Напрасно врач убеждал его:

— Не придавайте этому значения, не могли же вы думать, что все изменится разом! Нам по-прежнему необходимо терпение. Скажите спасибо, что роды-то окончились счастливо!

— Терпение… — горько вымолвил Хайн. — Ну конечно, как же иначе — опять терпение! А где его взять, скажите на милость? Нет у меня уже терпения. Ах, право, нет его у меня больше…

В хайновской слабости, как и в горячечном взгляде больной, точно отразилось истинное положение дел: все напрасно. Соня никогда не излечится. А по тому, с каким состраданием склонился доктор над Хайном и какие он выбирал слова (те самые, какими утешают тяжелобольных или умирающих), видно было, что и на тестя уже нельзя рассчитывать как на мужчину. Придется его щадить. Не принимать всерьез его жалоб, не обращать внимания на его волнение…

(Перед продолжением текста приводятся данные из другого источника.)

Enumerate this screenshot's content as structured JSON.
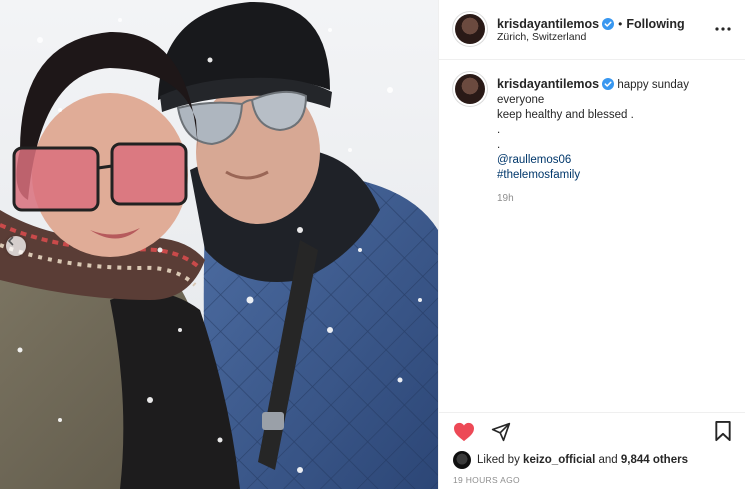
{
  "post": {
    "username": "krisdayantilemos",
    "location": "Zürich, Switzerland",
    "follow_dot": "•",
    "follow_status": "Following",
    "caption": {
      "username": "krisdayantilemos",
      "line1": "happy sunday",
      "line2": "everyone",
      "line3": "keep healthy and blessed .",
      "dot1": ".",
      "dot2": ".",
      "mention": "@raullemos06",
      "hashtag": "#thelemosfamily"
    },
    "time_ago": "19h",
    "liked_prefix": "Liked by",
    "liked_user": "keizo_official",
    "liked_and": "and",
    "likes_count": "9,844 others",
    "posted": "19 HOURS AGO"
  },
  "icons": {
    "verified": "verified-badge-icon",
    "more": "more-options-icon",
    "like": "heart-icon",
    "share": "send-icon",
    "save": "bookmark-icon",
    "carousel": "chevron-left-icon"
  },
  "colors": {
    "verified": "#3897f0",
    "like": "#ed4956",
    "link": "#00376b",
    "muted": "#8e8e8e"
  }
}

Сонино дитя вызывало в Хайне только чувство жалости. Сердце его стало как сломанная игрушка, оно издавало один-единственный звук — плач. Быть может, он и испытывал радость, когда ему на руки клали внука, чтоб потешить старика, но из глаз его текли слезы.

— Заберите-ка вы его лучше! Что-то у меня… руки трясутся. Слабость какая-то…

И он уходил неверным, старческим шагом.